60DTK, OPINI – “Jujur, saya dilema. Tidak ada role model yang benar-benar bisa saya ikuti. Sebagai anak gubernur sekaligus anggota DPRD Provinsi,”.
Kalimat itu meluncur pelan dari bibir Erwin Ismail saat kami para pimpinan media, duduk melingkar bersamanya malam itu. Ucapannya membuat diskusi santai itu seketika hening. Hening yang tidak canggung, melainkan hening yang menandai sesuatu yang jauh lebih dalam.
Banyak orang melihat posisi Erwin sebagai sebuah keistimewaan. Putra seorang gubernur, tampil rapi di panggung politik, memiliki akses yang tampaknya terbentang luas. Namun dari dekat, narasi itu memudar. Yang tersisa justru wajah seorang lelaki muda yang tengah mencari pijakan di medan yang penuh jebakan.
“Setiap orang datang, saya selalu bertanya dalam hati, ada kepentingan apa kali ini?,” kata Ketua DPD Demokrat Gorontalo itu.
Ia bercerita bagaimana telepon yang berdering, pesan yang masuk, atau tamu yang menghadap, sering kali disertai bayangan motif yang tak pernah sepenuhnya jujur. Ada yang menyinggung proyek, ada yang menghendaki jabatan.
Dalam dunia politik yang penuh ruang gelap, posisi Erwin sebagai anak gubernur membuatnya seperti jalan pintas yang ingin dimanfaatkan banyak pihak.
Namun pergulatan itu tidak berhenti pada motif-motif terselubung. Ketika ia mencoba menjalankan perannya sebagai wakil rakyat, memperjuangkan perbaikan jalan di kawasan Kota Gorontalo, misalnya, gelombang tudingan datang menyergap.
“Mentang-mentang anak gubernur,” katanya lagi.

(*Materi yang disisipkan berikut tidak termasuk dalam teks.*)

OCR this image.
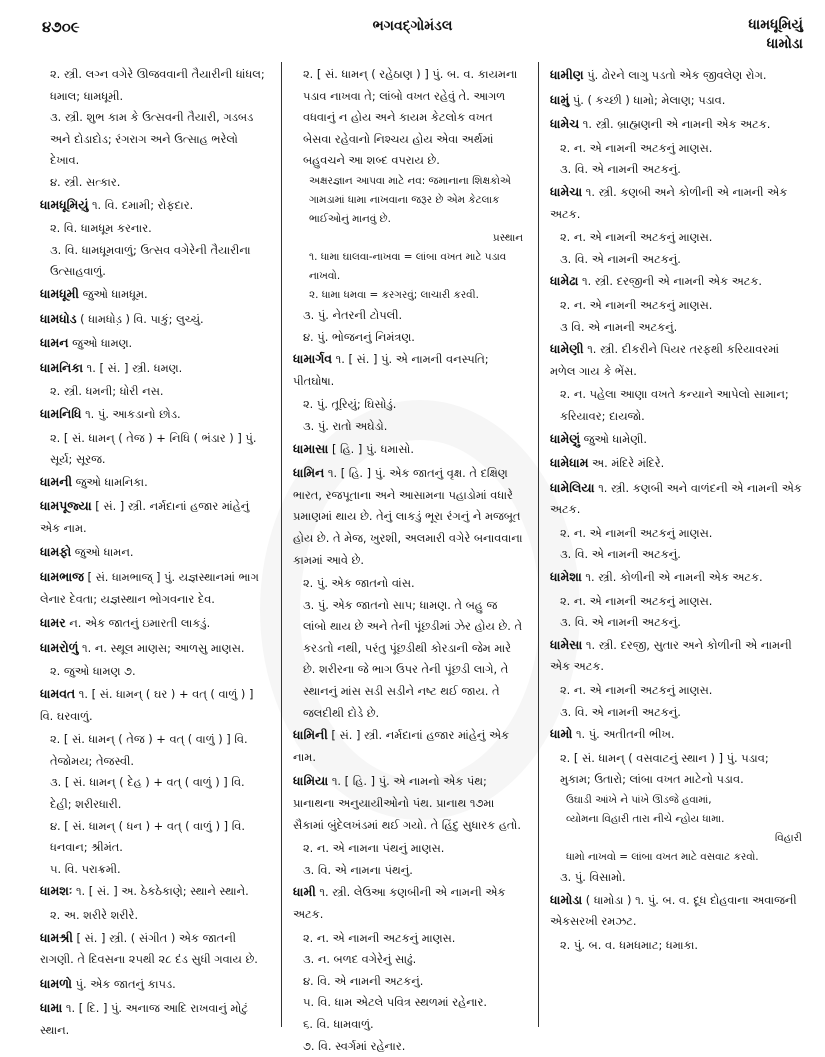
૪૭૦૯	ભગવદ્ગોમંડલ	ધામધૂમિયું
ધામોડા

૨. સ્ત્રી. લગ્ન વગેરે ઊજવવાની તૈયારીની ધાંધલ; ધમાલ; ધામધૂમી.

૩. સ્ત્રી. શુભ કામ કે ઉત્સવની તૈયારી, ગડબડ અને દોડાદોડ; રંગરાગ અને ઉત્સાહ ભરેલો દેખાવ.

૪. સ્ત્રી. સત્કાર.

ધામધૂમિયું ૧. વિ. દમામી; રોફદાર.

૨. વિ. ધામધૂમ કરનાર.

૩. વિ. ધામધૂમવાળું; ઉત્સવ વગેરેની તૈયારીના ઉત્સાહવાળું.

ધામધૂમી જુઓ ધામધૂમ.

ધામધોડ ( ધામધોડ઼ ) વિ. પાકું; લુચ્ચું.

ધામન જુઓ ધામણ.

ધામનિકા ૧. [ સં. ] સ્ત્રી. ધમણ.

૨. સ્ત્રી. ધમની; ધોરી નસ.

ધામનિધિ ૧. પું. આકડાનો છોડ.

૨. [ સં. ધામન્ ( તેજ ) + નિધિ ( ભંડાર ) ] પું. સૂર્ય; સૂરજ.

ધામની જુઓ ધામનિકા.

ધામપૂજ્યા [ સં. ] સ્ત્રી. નર્મદાનાં હજાર માંહેનું એક નામ.

ધામફો જુઓ ધામન.

ધામભાજ [ સં. ધામભાજ્ ] પું. યજ્ઞસ્થાનમાં ભાગ લેનાર દેવતા; યજ્ઞસ્થાન ભોગવનાર દેવ.

ધામર ન. એક જાતનું ઇમારતી લાકડું.

ધામરોળું ૧. ન. સ્થૂલ માણસ; આળસુ માણસ.

૨. જુઓ ધામણ ૭.

ધામવત ૧. [ સં. ધામન્ ( ઘર ) + વત્ ( વાળું ) ] વિ. ઘરવાળું.

૨. [ સં. ધામન્ ( તેજ ) + વત્ ( વાળું ) ] વિ. તેજોમય; તેજસ્વી.

૩. [ સં. ધામન્ ( દેહ ) + વત્ ( વાળું ) ] વિ. દેહી; શરીરધારી.

૪. [ સં. ધામન્ ( ધન ) + વત્ ( વાળું ) ] વિ. ધનવાન; શ્રીમંત.

૫. વિ. પરાક્રમી.

ધામશઃ ૧. [ સં. ] અ. ઠેકઠેકાણે; સ્થાને સ્થાને.

૨. અ. શરીરે શરીરે.

ધામશ્રી [ સં. ] સ્ત્રી. ( સંગીત ) એક જાતની રાગણી. તે દિવસના ૨૫થી ૨૮ દંડ સુધી ગવાય છે.

ધામળો પું. એક જાતનું કાપડ.

ધામા ૧. [ દિ. ] પું. અનાજ આદિ રાખવાનું મોટું સ્થાન.

૨. [ સં. ધામન્ ( રહેઠાણ ) ] પું. બ. વ. કાયમના પડાવ નાખવા તે; લાંબો વખત રહેવું તે. આગળ વધવાનું ન હોય અને કાયમ કેટલોક વખત બેસવા રહેવાનો નિશ્ચય હોય એવા અર્થમાં બહુવચને આ શબ્દ વપરાય છે.

અક્ષરજ્ઞાન આપવા માટે નવ: જમાનાના શિક્ષકોએ ગામડામાં ધામા નાખવાના જરૂર છે એમ કેટલાક ભાઈઓનું માનવું છે.

પ્રસ્થાન

૧. ધામા ઘાલવા-નાખવા = લાંબા વખત માટે પડાવ નાખવો.

૨. ધામા ધમવા = કરગરવું; લાચારી કરવી.

૩. પું. નેતરની ટોપલી.

૪. પું. ભોજનનું નિમંત્રણ.

ધામાર્ગવ ૧. [ સં. ] પું. એ નામની વનસ્પતિ; પીતઘોષા.

૨. પું. તૂરિયું; ઘિસોડું.

૩. પું. રાતો અઘેડો.

ધામાસા [ હિ. ] પું. ધમાસો.

ધામિન ૧. [ હિ. ] પું. એક જાતનું વૃક્ષ. તે દક્ષિણ ભારત, રજપૂતાના અને આસામના પહાડોમાં વધારે પ્રમાણમાં થાય છે. તેનું લાકડું ભૂરા રંગનું ને મજબૂત હોય છે. તે મેજ, ખુરશી, અલમારી વગેરે બનાવવાના કામમાં આવે છે.

૨. પું. એક જાતનો વાંસ.

૩. પું. એક જાતનો સાપ; ધામણ. તે બહુ જ લાંબો થાય છે અને તેની પૂંછડીમાં ઝેર હોય છે. તે કરડતો નથી, પરંતુ પૂંછડીથી કોરડાની જેમ મારે છે. શરીરના જે ભાગ ઉપર તેની પૂંછડી લાગે, તે સ્થાનનું માંસ સડી સડીને નષ્ટ થઈ જાય. તે જલદીથી દોડે છે.

ધામિની [ સં. ] સ્ત્રી. નર્મદાનાં હજાર માંહેનું એક નામ.

ધામિયા ૧. [ હિ. ] પું. એ નામનો એક પંથ; પ્રાનાથના અનુયાયીઓનો પંથ. પ્રાનાથ ૧૭મા સૈકામાં બુંદેલખંડમાં થઈ ગયો. તે હિંદુ સુધારક હતો.

૨. ન. એ નામના પંથનું માણસ.

૩. વિ. એ નામના પંથનું.

ધામી ૧. સ્ત્રી. લેઉઆ કણબીની એ નામની એક અટક.

૨. ન. એ નામની અટકનું માણસ.

૩. ન. બળદ વગેરેનું સાઢું.

૪. વિ. એ નામની અટકનું.

૫. વિ. ધામ એટલે પવિત્ર સ્થળમાં રહેનાર.

૬. વિ. ધામવાળું.

૭. વિ. સ્વર્ગમાં રહેનાર.

ધામીણ પું. ઢોરને લાગુ પડતો એક જીવલેણ રોગ.

ધામું પું. ( કચ્છી ) ધામો; મેલાણ; પડાવ.

ધામેચ ૧. સ્ત્રી. બ્રાહ્મણની એ નામની એક અટક.

૨. ન. એ નામની અટકનું માણસ.

૩. વિ. એ નામની અટકનું.

ધામેચા ૧. સ્ત્રી. કણબી અને કોળીની એ નામની એક અટક.

૨. ન. એ નામની અટકનું માણસ.

૩. વિ. એ નામની અટકનું.

ધામેઢા ૧. સ્ત્રી. દરજીની એ નામની એક અટક.

૨. ન. એ નામની અટકનું માણસ.

૩ વિ. એ નામની અટકનું.

ધામેણી ૧. સ્ત્રી. દીકરીને પિયર તરફથી કરિયાવરમાં મળેલ ગાય કે ભેંસ.

૨. ન. પહેલા આણા વખતે કન્યાને આપેલો સામાન; કરિયાવર; દાયજો.

ધામેણું જુઓ ધામેણી.

ધામેધામ અ. મંદિરે મંદિરે.

ધામેલિયા ૧. સ્ત્રી. કણબી અને વાળંદની એ નામની એક અટક.

૨. ન. એ નામની અટકનું માણસ.

૩. વિ. એ નામની અટકનું.

ધામેશા ૧. સ્ત્રી. કોળીની એ નામની એક અટક.

૨. ન. એ નામની અટકનું માણસ.

૩. વિ. એ નામની અટકનું.

ધામેસા ૧. સ્ત્રી. દરજી, સુતાર અને કોળીની એ નામની એક અટક.

૨. ન. એ નામની અટકનું માણસ.

૩. વિ. એ નામની અટકનું.

ધામો ૧. પું. અતીતની ભીખ.

૨. [ સં. ધામન્ ( વસવાટનું સ્થાન ) ] પું. પડાવ; મુકામ; ઉતારો; લાંબા વખત માટેનો પડાવ.

ઉઘાડી આંખે ને પાંખે ઊડજે હવામાં,

વ્યોમના વિહારી તારા નીચે ન્હોય ધામા.

વિહારી

ધામો નાખવો = લાંબા વખત માટે વસવાટ કરવો.

૩. પું. વિસામો.

ધામોડા ( ધામોડા ) ૧. પું. બ. વ. દૂધ દોહવાના અવાજની એકસરખી રમઝટ.

૨. પું. બ. વ. ધમધમાટ; ધમાકા.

Kalimat itu beredar begitu mudahnya, lebih cepat daripada fakta, lebih nyaring daripada niat baik.
Ironisnya, karena kecurigaan itulah sejumlah proyek yang ia perjuangkan akhirnya dialihkan ke daerah lain. Perbaikan jalan Palma misalnya. Demi menghindari prasangka, demi menjaga agar tak ada yang merasa bahwa Ia memanfaatan kedekatan kekuasaan.
Dalam diam, Erwin menelan kenyataan pahit bahwa perjuangan untuk masyarakat pemilihnya sendiri harus ia lepaskan begitu saja.
Ia duduk tegak, tapi matanya menyimpan letih.
Ada saat-saat ketika beban nama besar justru terasa seperti bayang-bayang panjang yang mengikuti ke mana pun ia melangkah. Setiap kebijakan bisa disalahartikan. Setiap niat baik berpotensi dipelintir.
Ia hidup dalam keseimbangan rapuh antara pengabdian dan persepsi, antara loyalitas dan tudingan.
Dilema Erwin Ismail adalah potret kecil tentang bagaimana politik lokal sering kali dipenuhi prasangka-prasangka yang tumbuh bahkan sebelum seseorang diberi kesempatan untuk membuktikan dirinya.
Bahwa integritas kadang tersisih oleh nama belakang. Bahwa upaya tulus pun bisa dipandang miring hanya karena hubungan darah.
Di tengah percakapan malam itu, Erwin tidak sedang mencari pembenaran. Ia hanya mencoba jujur tentang gelisahnya.
Tentang ruang sempit yang harus Ia tempuh, tentang perjalanannya yang lebih sulit dari yang tampak di permukaan.
Mungkin inilah takdir orang-orang yang lahir dari lingkar kekuasaan. Selalu diawasi, selalu dicurigai, selalu berada di ujung rentang antara harapan dan kecurigaan.
Dan di tengah badai itu, Erwin Ismail tetap melangkah pelan, hati-hati, tapi teguh. Mencoba menjadi dirinya sendiri, bukan sekadar bayangan dari jabatan ayahnya.
Meskipun saat ini dirinya lebih memilih banyak diam di DPRD Provinsi Gorontalo.